Soluble heparin proteoglycans released from stimulated mast cells induce uptake of low density lipoproteins by macrophages via scavenger receptor-mediated phagocytosis.

Stimulation of rat serosal mast cells in vitro triggers exocytosis of secretory granules from their cytoplasm. Thereupon, the granules lose their perigranular membranes, and about 40% of the heparin proteoglycans and all of the chondroitin sulfate proteoglycans that they initially contained are released into the incubation medium. At physiologic ionic strength and calcium ion concentration, the solubilized heparin proteoglycans, but not the chondroitin sulfate proteoglycans, form insoluble complexes with the low density lipoproteins (LDL) present. We calculated that the heparin proteoglycans could bind approximately seven times their own mass (Mr about 1 x 10(6)) of LDL cholesterol. Using gold-labeled LDL, we observed massive phagocytosis of the heparin proteoglycan-LDL complexes by cultured mouse macrophages in vitro, which was inhibited by cytochalasin B. Uptake of LDL by mouse macrophages was 45-fold higher in the presence of solubilized heparin proteoglycans than in their absence, and continued unabated over a 72-h period, indicating that the uptake process was not under negative feedback control.

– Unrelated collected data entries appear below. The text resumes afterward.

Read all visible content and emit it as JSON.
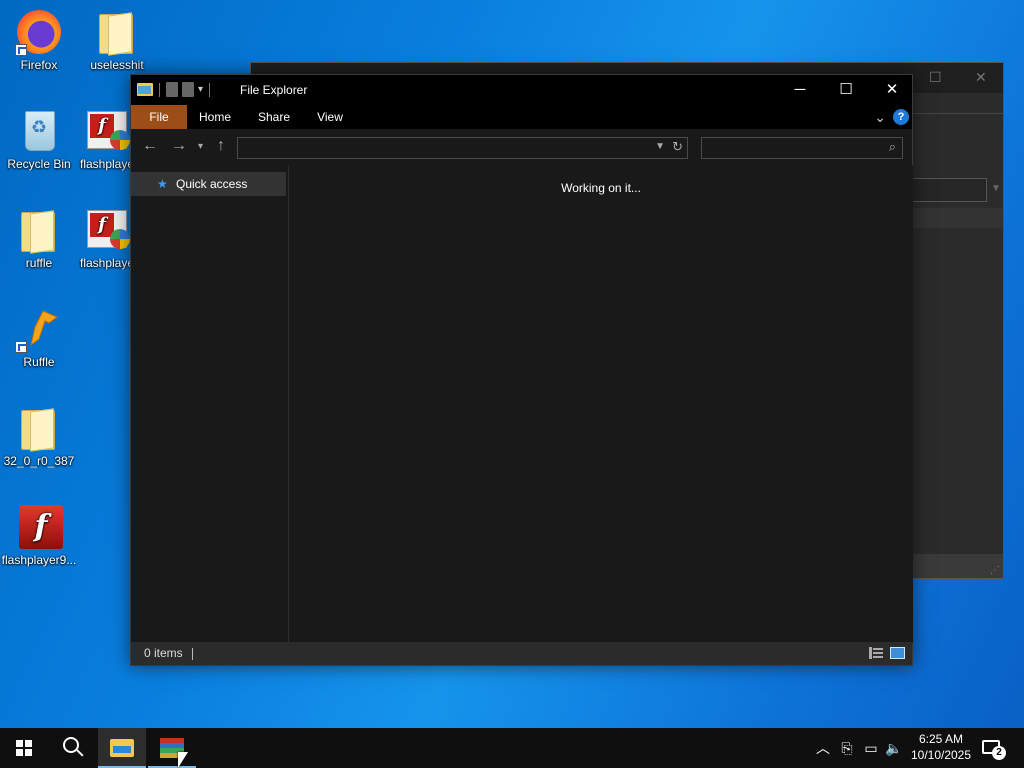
{
  "desktop": {
    "icons": [
      {
        "label": "Firefox",
        "icon": "firefox-icon"
      },
      {
        "label": "uselesshit",
        "icon": "folder-icon"
      },
      {
        "label": "Recycle Bin",
        "icon": "recycle-bin-icon"
      },
      {
        "label": "flashplayer",
        "icon": "winrar-archive-icon"
      },
      {
        "label": "ruffle",
        "icon": "folder-icon"
      },
      {
        "label": "flashplayer",
        "icon": "winrar-archive-icon"
      },
      {
        "label": "Ruffle",
        "icon": "ruffle-icon"
      },
      {
        "label": "32_0_r0_387",
        "icon": "folder-icon"
      },
      {
        "label": "flashplayer9...",
        "icon": "flash-player-icon"
      }
    ]
  },
  "explorer": {
    "title": "File Explorer",
    "ribbon_tabs": [
      "File",
      "Home",
      "Share",
      "View"
    ],
    "address_value": "",
    "search_placeholder": "",
    "nav_pane": {
      "quick_access": "Quick access"
    },
    "content_message": "Working on it...",
    "status": {
      "item_count": "0 items"
    },
    "colors": {
      "file_tab": "#9d4e18",
      "title_bar": "#000000",
      "background": "#191919"
    }
  },
  "taskbar": {
    "time": "6:25 AM",
    "date": "10/10/2025",
    "notification_count": "2"
  }
}
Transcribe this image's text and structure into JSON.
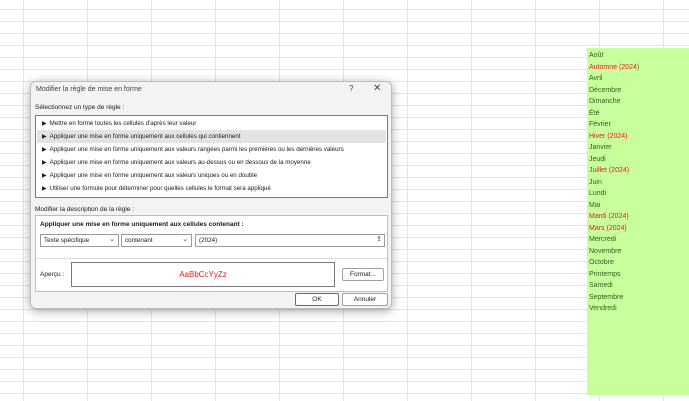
{
  "dialog": {
    "title": "Modifier la règle de mise en forme",
    "help": "?",
    "close": "✕",
    "select_type_label": "Sélectionnez un type de règle :",
    "rule_types": [
      "Mettre en forme toutes les cellules d'après leur valeur",
      "Appliquer une mise en forme uniquement aux cellules qui contiennent",
      "Appliquer une mise en forme uniquement aux valeurs rangées parmi les premières ou les dernières valeurs",
      "Appliquer une mise en forme uniquement aux valeurs au-dessus ou en dessous de la moyenne",
      "Appliquer une mise en forme uniquement aux valeurs uniques ou en double",
      "Utiliser une formule pour déterminer pour quelles cellules le format sera appliqué"
    ],
    "selected_rule_index": 1,
    "edit_desc_label": "Modifier la description de la règle :",
    "format_only_label": "Appliquer une mise en forme uniquement aux cellules contenant :",
    "condition_type": "Texte spécifique",
    "operator": "contenant",
    "value": "(2024)",
    "preview_label": "Aperçu :",
    "preview_text": "AaBbCcYyZz",
    "format_button": "Format...",
    "ok_button": "OK",
    "cancel_button": "Annuler"
  },
  "sheet": {
    "highlight_color": "#c8ff9c",
    "match_text_color": "#e0201a",
    "cells": [
      {
        "text": "Août",
        "match": false
      },
      {
        "text": "Automne (2024)",
        "match": true
      },
      {
        "text": "Avril",
        "match": false
      },
      {
        "text": "Décembre",
        "match": false
      },
      {
        "text": "Dimanche",
        "match": false
      },
      {
        "text": "Été",
        "match": false
      },
      {
        "text": "Février",
        "match": false
      },
      {
        "text": "Hiver (2024)",
        "match": true
      },
      {
        "text": "Janvier",
        "match": false
      },
      {
        "text": "Jeudi",
        "match": false
      },
      {
        "text": "Juillet (2024)",
        "match": true
      },
      {
        "text": "Juin",
        "match": false
      },
      {
        "text": "Lundi",
        "match": false
      },
      {
        "text": "Mai",
        "match": false
      },
      {
        "text": "Mardi (2024)",
        "match": true
      },
      {
        "text": "Mars (2024)",
        "match": true
      },
      {
        "text": "Mercredi",
        "match": false
      },
      {
        "text": "Novembre",
        "match": false
      },
      {
        "text": "Octobre",
        "match": false
      },
      {
        "text": "Printemps",
        "match": false
      },
      {
        "text": "Samedi",
        "match": false
      },
      {
        "text": "Septembre",
        "match": false
      },
      {
        "text": "Vendredi",
        "match": false
      }
    ]
  }
}
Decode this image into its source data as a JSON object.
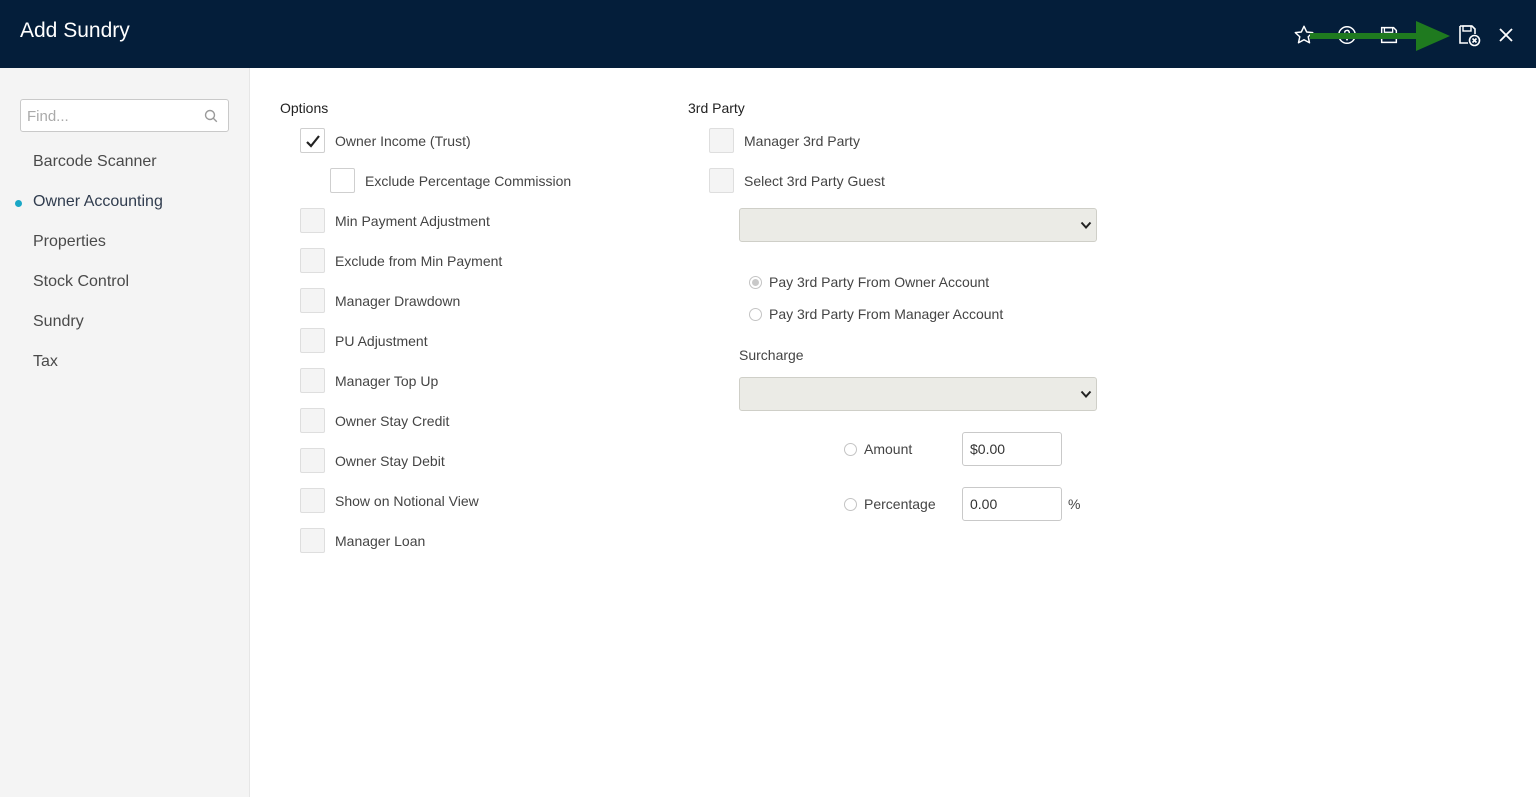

Excess amounts of acetyl-LDL or polyinosinic acid inhibited the uptake of these insoluble heparin proteoglycan-LDL complexes, indicating that their phagocytosis was mediated by scavenger receptors of the acetyl-LDL receptor type. The experiments reveal the following pathophysiologic mechanism relevant to atherogenesis: stimulated mast cells secrete soluble heparin proteoglycans capable of forming insoluble complexes with LDL and thereby trigger uptake of LDL by macrophages through scavenger receptor-mediated phagocytosis.